As early as the 16th century, astronomers reported seeing tiny puffs of light on the moon’s surface. These reddish, blue, or white flashes have a fittingly nebulous name — transient lunar phenomena, or “TLPs” — given that scientists still can’t decide whether they’re real or the result of optical illusions and wild imaginations.
But Columbia astronomy professor Arlin Crotts insists that TLPs are no UFOs. Recently, he systematically reviewed 450 TLP sightings and found that they were invariably seen in spots where the moon’s surface emits gas. The odds of the overlap is less than 1000 to 1, leading Crotts to theorize in a forthcoming paper that the mysterious flashes are caused by light reflecting off of dust that is kicked up when the radioactive gas such as radon bursts out of the moon’s surface.
To arrive at his theory, Crotts studied TLP sightings documented by astronomers over several centuries, as well as by Apollo astronauts. He mapped their locations against gas eruptions on the lunar surface recorded by NASA’s Apollo 15 mission in 1971 and the robotic Lunar Prospector in 1998. The locations of the TLPs correlate also with areas of the moon where scientists believe a violent lava stew bubbled billions of years ago, before the moon cooled and was pelted with meteors, coating its surface with dusty debris.

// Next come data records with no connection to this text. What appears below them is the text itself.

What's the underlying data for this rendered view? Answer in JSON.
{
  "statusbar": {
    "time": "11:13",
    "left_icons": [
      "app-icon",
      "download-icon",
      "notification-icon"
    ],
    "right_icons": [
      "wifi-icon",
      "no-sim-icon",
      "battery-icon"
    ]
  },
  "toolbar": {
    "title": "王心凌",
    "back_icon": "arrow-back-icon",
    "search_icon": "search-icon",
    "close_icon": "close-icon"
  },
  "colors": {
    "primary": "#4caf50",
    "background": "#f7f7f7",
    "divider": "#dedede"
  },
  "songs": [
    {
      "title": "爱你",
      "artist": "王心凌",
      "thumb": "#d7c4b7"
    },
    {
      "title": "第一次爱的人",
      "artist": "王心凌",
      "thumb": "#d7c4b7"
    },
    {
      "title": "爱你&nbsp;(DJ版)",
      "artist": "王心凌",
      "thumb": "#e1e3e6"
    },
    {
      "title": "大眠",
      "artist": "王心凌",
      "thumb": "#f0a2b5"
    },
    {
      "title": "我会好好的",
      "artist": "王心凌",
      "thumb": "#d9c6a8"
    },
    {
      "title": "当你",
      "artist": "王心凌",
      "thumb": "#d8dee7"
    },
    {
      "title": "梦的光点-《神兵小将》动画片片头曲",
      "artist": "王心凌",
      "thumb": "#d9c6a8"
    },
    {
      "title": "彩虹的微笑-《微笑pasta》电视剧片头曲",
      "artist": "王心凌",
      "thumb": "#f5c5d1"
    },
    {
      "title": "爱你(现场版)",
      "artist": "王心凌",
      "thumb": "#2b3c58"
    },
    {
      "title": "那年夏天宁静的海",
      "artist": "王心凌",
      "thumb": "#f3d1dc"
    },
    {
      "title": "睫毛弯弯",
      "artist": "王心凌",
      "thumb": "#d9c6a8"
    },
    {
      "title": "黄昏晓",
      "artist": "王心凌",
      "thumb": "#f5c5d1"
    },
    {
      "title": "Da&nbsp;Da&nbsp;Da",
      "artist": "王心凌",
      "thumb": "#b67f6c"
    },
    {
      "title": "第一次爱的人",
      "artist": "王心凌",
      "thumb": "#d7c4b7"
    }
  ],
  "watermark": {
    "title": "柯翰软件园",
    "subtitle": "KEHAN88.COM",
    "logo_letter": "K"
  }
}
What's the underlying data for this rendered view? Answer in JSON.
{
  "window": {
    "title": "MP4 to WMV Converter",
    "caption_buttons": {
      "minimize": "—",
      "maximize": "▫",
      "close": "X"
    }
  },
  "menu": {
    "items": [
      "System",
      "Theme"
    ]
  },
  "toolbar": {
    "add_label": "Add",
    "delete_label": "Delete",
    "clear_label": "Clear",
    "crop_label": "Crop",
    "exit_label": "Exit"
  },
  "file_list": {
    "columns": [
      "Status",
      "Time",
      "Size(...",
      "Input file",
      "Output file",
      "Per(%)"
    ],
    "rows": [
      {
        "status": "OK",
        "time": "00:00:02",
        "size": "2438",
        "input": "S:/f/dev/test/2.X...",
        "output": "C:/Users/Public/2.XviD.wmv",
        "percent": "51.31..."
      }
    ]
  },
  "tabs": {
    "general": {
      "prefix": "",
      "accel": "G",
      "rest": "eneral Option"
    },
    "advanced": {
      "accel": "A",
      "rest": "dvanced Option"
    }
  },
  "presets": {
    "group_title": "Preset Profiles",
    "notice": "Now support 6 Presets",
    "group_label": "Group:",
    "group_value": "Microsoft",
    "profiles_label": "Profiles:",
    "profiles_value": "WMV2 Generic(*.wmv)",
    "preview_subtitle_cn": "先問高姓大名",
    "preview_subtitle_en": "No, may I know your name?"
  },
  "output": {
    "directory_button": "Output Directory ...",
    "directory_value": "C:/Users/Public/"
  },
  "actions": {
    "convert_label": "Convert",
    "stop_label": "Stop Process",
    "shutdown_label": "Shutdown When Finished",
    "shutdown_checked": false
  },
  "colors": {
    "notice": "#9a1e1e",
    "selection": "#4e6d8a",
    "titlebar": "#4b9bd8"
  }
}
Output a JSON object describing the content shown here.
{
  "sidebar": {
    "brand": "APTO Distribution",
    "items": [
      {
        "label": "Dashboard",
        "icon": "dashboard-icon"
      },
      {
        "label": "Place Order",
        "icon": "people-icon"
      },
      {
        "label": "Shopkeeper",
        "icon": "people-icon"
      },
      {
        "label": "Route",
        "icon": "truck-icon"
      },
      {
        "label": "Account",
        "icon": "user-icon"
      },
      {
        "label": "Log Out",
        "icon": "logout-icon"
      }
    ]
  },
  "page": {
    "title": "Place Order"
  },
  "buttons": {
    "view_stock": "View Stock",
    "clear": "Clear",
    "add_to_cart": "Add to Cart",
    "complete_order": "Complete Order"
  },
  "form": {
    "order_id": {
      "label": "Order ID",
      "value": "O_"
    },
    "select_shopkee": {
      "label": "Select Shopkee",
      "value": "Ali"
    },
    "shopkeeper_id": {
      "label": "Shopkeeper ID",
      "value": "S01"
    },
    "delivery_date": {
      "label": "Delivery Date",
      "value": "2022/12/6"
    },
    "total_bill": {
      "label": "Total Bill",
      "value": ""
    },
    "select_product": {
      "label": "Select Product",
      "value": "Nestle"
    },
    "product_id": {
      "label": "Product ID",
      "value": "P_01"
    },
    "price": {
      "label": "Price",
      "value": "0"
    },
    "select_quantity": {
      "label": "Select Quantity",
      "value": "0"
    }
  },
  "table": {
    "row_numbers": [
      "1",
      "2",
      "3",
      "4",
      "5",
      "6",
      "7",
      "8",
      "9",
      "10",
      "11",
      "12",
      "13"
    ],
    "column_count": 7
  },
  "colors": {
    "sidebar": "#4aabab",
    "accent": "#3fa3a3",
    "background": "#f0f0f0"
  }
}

Crotts says the discovery could lead to the development of new imaging techniques that would help scientists understand the volatile gases percolating just below the moon’s sleepy surface. But scientists had better hurry, he says, because when the United States sends a fleet of robotic spacecraft to the moon in a few years, the exhaust they generate could complicate future lunar observations.
“If we hope to study the moon in its pristine state,” Crotts writes in the paper, “we must find out what we can early, even before we return to the moon.”